Snow is falling at the rate of more than an inch an hour, and has been since about midnight. So we’ve already got a good ten inches with a few more hours of snow to come before it tapers off. My daughter is still sleeping, blissfully unaware of the snow day. My son got up at 6 a.m. to confirm his fervent hope. “Mom, I know why we have a snow day,” he confided. “We put spoons under our pillows and prayed really hard.”
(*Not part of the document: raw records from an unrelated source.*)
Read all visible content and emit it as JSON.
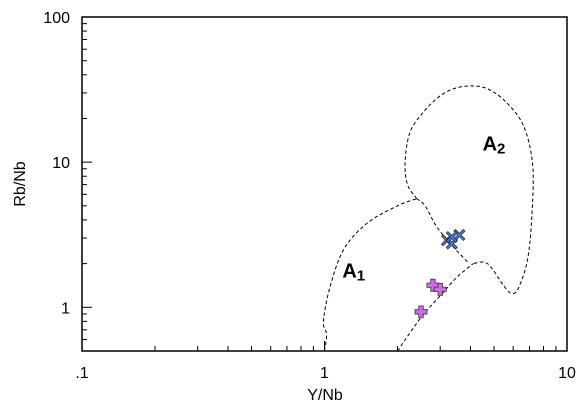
{
  "chart_data": {
    "type": "scatter",
    "title": "",
    "xlabel": "Y/Nb",
    "ylabel": "Rb/Nb",
    "xscale": "log",
    "yscale": "log",
    "xlim": [
      0.1,
      10
    ],
    "ylim": [
      0.5,
      100
    ],
    "grid": false,
    "x_tick_labels": [
      {
        "value": 0.1,
        "label": ".1"
      },
      {
        "value": 1,
        "label": "1"
      },
      {
        "value": 10,
        "label": "10"
      }
    ],
    "y_tick_labels": [
      {
        "value": 1,
        "label": "1"
      },
      {
        "value": 10,
        "label": "10"
      },
      {
        "value": 100,
        "label": "100"
      }
    ],
    "fields": [
      {
        "label": "A",
        "sub": "1",
        "label_at": [
          1.32,
          1.6
        ]
      },
      {
        "label": "A",
        "sub": "2",
        "label_at": [
          5.0,
          12.0
        ]
      }
    ],
    "boundaries": [
      {
        "points": [
          [
            1.0,
            0.5
          ],
          [
            1.02,
            0.65
          ],
          [
            0.99,
            0.8
          ],
          [
            1.05,
            1.35
          ],
          [
            1.2,
            2.5
          ],
          [
            1.5,
            3.8
          ],
          [
            2.0,
            5.0
          ],
          [
            2.4,
            5.6
          ]
        ]
      },
      {
        "points": [
          [
            2.4,
            5.6
          ],
          [
            2.6,
            5.0
          ],
          [
            2.9,
            3.6
          ],
          [
            3.4,
            2.6
          ],
          [
            3.9,
            2.05
          ]
        ]
      },
      {
        "points": [
          [
            2.0,
            0.5
          ],
          [
            2.5,
            0.85
          ],
          [
            3.0,
            1.2
          ],
          [
            3.5,
            1.6
          ],
          [
            4.1,
            2.0
          ]
        ]
      },
      {
        "points": [
          [
            2.4,
            5.6
          ],
          [
            2.2,
            7.0
          ],
          [
            2.15,
            10.0
          ],
          [
            2.25,
            16.0
          ],
          [
            2.55,
            22.0
          ],
          [
            2.95,
            28.0
          ],
          [
            3.4,
            32.0
          ],
          [
            4.0,
            33.5
          ],
          [
            4.7,
            32.0
          ],
          [
            5.6,
            26.0
          ],
          [
            6.6,
            18.0
          ],
          [
            7.2,
            10.0
          ],
          [
            7.2,
            5.0
          ],
          [
            6.9,
            2.2
          ],
          [
            6.3,
            1.35
          ],
          [
            5.9,
            1.25
          ],
          [
            5.5,
            1.4
          ],
          [
            4.7,
            2.0
          ],
          [
            4.1,
            2.0
          ]
        ]
      }
    ],
    "series": [
      {
        "marker": "cross-x",
        "color": "#3b7fe0",
        "x": [
          3.2,
          3.35,
          3.6,
          3.35
        ],
        "y": [
          2.9,
          2.75,
          3.15,
          3.05
        ]
      },
      {
        "marker": "plus",
        "color": "#d06ae8",
        "x": [
          2.5,
          2.8,
          3.0
        ],
        "y": [
          0.93,
          1.42,
          1.33
        ]
      }
    ]
  }
}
I asked why a spoon would help, and he shrugged, sheepishly not wanting to examine the superstition too closely. “White spoons work the best, and we had white plastic ones.” Then he asked if we could have cinnamon rolls for breakfast and went back to his bedroom to play with Legos or read or play his hand-held video game.

I share these details because they evoke so many memories of my own childhood: snow days on which a pack of kids from my neighborhood dragged sleds nearly a mile to a hill on one of the neighboring farms, or took our ice skates out into the swamp in search of a patch without too many cattails sticking through and solid enough that you didn’t break through and get a soaker. Coming home, hands, feet and face prickly with cold, and trooping to the basement to take off all the wet snow gear. Burning my tongue on the hot chocolate every time.

Memories lie in details. And they can provide some of the richest territory for developing theme and character in fiction. Why did I burn my tongue every time? Was I greedy? Impatient? Or was it because my mom didn’t know a trick I later learned from my mother-in-law? My kids have never burned their tongues on hot chocolate because I watched her make it with about two-thirds hot milk, one third cold. So the chocolate melted, the sugar blended, and it was immediately drinkable. What could that difference in preparation methods indicate about a character?

In real life, the details may or may not mean something. My mom was awesome (still is, in fact) so there’s no “meaning” there. But in fiction, that simple detail might (in fact must) mean something, or else be stricken during revisions.

Details are great fodder for creativity, and I know several writers who collect their observations in journals. I used to journal but gave it up when I realized, in looking back, the percentage of my journals that amounted to whining. But I’ve interviewed poet Sarah Busse about her journaling, and will post her insights after Christmas.